4-Bromo-2,3-dihydrofuro[2,3- b ]pyridine (10) Yield 82%, as a colorless oil. IR (KBr): 3000, 2908, 1577, 945, 713, 698, 614 cm^-¹. ^¹H NMR (250 MHz, CDCl₃): δ = 7.78 (d, J = 5.6 Hz, 1 H), 6.91 (d, J = 5.6 Hz, 1 H), 4.64 (t, J = 8.8 Hz, 2 H), 3.23 (t, J = 8.8 Hz, 2 H). ^¹³C NMR (62.9 MHz, CDCl₃): δ = 168.4 (C), 147.2 (CH), 129.9 (C), 121.6 (C), 119.8 (CH), 68.4 (CH₂), 29.2 (CH₂). MS: m/z [M + 1] = 200 (for ⁷⁹Br) and 202 (for ^8¹Br). HRMS: m/z calcd for C₇H₇NO⁷⁹Br [M + 1]⁺: 199.9709; found: 199.9709.

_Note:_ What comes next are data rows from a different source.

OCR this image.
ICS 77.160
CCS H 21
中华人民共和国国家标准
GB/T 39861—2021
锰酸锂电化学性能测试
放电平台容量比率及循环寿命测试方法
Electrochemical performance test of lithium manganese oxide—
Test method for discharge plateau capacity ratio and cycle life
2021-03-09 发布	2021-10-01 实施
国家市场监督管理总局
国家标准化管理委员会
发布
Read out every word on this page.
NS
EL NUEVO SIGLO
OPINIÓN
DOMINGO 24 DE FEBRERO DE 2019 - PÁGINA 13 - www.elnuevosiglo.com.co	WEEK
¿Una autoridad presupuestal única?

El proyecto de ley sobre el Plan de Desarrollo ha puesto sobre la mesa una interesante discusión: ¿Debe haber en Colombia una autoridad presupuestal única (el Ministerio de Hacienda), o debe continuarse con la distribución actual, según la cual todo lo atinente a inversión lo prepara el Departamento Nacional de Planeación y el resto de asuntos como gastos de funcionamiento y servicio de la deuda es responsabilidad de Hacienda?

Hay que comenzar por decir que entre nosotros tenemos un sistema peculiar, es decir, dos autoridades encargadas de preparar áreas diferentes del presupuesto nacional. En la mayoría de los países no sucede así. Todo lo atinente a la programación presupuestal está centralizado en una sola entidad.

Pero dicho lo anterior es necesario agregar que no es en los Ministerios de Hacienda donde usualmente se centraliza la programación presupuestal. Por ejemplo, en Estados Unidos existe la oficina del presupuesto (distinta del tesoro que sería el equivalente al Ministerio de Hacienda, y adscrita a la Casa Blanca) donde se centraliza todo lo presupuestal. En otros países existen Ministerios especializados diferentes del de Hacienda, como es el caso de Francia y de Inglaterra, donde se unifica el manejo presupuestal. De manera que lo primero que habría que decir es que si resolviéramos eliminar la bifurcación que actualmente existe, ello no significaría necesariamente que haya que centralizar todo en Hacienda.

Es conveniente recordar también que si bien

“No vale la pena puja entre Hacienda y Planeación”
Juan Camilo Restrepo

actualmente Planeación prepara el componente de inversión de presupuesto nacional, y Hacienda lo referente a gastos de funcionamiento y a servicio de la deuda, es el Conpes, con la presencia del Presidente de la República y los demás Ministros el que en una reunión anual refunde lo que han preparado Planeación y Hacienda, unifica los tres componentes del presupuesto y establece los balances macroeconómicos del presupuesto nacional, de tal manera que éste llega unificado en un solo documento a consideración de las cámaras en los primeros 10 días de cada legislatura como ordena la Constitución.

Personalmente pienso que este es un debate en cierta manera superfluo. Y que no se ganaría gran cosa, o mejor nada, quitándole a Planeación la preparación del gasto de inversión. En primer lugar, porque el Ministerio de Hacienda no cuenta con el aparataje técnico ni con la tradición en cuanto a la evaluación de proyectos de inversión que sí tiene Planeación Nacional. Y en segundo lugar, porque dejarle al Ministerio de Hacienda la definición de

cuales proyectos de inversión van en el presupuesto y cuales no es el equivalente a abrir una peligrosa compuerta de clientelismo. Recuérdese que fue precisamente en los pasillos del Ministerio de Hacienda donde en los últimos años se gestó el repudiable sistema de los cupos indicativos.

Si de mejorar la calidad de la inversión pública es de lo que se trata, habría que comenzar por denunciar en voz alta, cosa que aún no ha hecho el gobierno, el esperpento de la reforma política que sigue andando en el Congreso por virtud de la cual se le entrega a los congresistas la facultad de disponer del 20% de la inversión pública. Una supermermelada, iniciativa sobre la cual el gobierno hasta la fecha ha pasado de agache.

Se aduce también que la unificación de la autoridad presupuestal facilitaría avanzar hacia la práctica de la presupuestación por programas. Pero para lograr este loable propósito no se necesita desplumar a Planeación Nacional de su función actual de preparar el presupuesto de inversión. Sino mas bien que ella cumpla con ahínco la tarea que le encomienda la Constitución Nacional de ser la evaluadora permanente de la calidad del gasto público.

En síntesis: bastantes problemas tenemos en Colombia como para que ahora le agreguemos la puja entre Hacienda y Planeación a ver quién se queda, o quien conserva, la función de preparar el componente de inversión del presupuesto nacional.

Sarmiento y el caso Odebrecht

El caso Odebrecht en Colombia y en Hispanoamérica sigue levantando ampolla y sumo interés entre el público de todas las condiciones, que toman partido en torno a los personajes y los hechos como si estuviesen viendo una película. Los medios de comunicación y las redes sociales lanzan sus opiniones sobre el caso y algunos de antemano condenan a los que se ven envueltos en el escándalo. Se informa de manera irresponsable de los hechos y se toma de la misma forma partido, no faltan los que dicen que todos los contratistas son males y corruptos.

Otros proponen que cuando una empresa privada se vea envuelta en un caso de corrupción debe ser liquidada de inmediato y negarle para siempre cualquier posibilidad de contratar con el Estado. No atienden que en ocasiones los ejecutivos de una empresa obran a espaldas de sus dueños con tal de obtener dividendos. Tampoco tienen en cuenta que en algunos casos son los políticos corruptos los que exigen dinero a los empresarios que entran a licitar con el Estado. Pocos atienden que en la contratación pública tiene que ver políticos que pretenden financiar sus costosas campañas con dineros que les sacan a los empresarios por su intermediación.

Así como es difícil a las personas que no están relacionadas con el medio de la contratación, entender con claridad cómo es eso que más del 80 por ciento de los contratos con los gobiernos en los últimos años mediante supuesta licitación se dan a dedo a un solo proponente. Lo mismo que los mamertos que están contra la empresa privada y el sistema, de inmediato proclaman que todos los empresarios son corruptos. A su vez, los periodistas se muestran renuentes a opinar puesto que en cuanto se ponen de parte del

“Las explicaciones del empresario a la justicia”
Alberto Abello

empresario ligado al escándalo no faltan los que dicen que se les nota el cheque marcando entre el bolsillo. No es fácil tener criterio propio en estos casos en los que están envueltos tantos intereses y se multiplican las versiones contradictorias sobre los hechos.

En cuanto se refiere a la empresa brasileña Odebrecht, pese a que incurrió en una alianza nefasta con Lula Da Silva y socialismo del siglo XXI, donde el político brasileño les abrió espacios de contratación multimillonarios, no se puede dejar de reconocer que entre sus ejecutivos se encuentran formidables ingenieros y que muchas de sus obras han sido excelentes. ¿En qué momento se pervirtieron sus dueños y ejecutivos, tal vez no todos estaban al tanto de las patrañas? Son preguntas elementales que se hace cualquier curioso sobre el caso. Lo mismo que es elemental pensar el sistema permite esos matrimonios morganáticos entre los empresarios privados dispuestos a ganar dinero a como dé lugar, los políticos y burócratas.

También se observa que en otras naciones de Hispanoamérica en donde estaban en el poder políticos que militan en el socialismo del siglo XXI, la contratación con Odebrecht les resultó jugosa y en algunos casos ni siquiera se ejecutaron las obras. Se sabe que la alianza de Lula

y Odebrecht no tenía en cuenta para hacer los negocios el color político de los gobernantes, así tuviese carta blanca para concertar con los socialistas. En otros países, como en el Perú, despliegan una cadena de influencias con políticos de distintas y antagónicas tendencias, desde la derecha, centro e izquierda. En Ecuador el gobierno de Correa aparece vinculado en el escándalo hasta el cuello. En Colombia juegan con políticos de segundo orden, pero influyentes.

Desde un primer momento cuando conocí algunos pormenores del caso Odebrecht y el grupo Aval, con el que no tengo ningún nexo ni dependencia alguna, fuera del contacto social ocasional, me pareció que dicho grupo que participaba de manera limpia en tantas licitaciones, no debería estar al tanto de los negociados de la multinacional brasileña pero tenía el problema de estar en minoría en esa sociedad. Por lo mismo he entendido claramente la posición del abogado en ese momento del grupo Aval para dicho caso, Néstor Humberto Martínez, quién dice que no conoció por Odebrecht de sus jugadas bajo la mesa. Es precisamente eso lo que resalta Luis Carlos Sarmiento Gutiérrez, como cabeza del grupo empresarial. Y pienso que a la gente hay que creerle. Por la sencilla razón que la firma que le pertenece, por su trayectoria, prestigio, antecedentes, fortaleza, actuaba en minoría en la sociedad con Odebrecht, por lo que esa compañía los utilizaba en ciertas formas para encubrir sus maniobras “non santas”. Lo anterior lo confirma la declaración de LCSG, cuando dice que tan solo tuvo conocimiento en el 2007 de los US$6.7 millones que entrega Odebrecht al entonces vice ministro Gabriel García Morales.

General Procedure for the Suzuki Cross-Coupling Reaction for Compounds 14-17
A solution of compounds 10-13 (0.73 mmol) in ethylene glycol dimethyl ether (5 mL, freshly distilled and degassed) under argon was treated with furan-2-boronic acid. A solution of Na₂CO₃ (154 mg, 1.45 mmol) in H₂O (2.5 mL) was added before adding Pd(PPh₃)₄ (42 mg, 0.036 mmol), and the mixture was stirred vigorously at 75 ˚C and monitored by TLC (for reaction time, see Table  [²] ). After complete conversion of the starting material, the mixture was diluted with EtOAc and filtered through Celite. The filtrate was washed with brine, dried over MgSO₄, evapo-rated, and purified by column chromatography (eluent:
PE-EtOAc) to give the corresponding compounds 14-17. 4-Fur-2-yl-2,3-dihydrofuro[2,3- b ]pyridine (14)
Yield 74%, as a yellow solid; mp 93-95 ˚C. IR (KBr): 2971, 1605, 1451, 1229, 1125, 1025, 807 cm^-¹. ^¹H NMR (250 MHz, CDCl₃): δ = 7.97 (d, J = 5.3 Hz, 1 H), 7.56 (t, J = 1.2 Hz, 1 H), 7.05 (d, J = 5.3 Hz, 1 H), 6.74 (d, J = 3.4 Hz, 1 H), 6.56 (dd, J = 1.2, 3.4 Hz, 1 H), 4.65 (t, J = 8.4 Hz, 2 H), 3.42 (t, J = 8.4 Hz, 2 H). ^¹³C NMR (62.9 MHz, CDCl₃): δ = 169.5 (C), 151.0 (C), 146.8 (CH), 143.7 (CH), 135.1 (C), 113.4 (C), 112.0 (CH), 111.5 (CH), 110.5 (CH), 68.8 (CH₂), 29.1 (CH₂). MS: m/z [M + 1] = 188. HRMS: m/z calcd for C₁₁H₁₀NO₂ [M + 1]⁺: 188.0694; found: 188.0704.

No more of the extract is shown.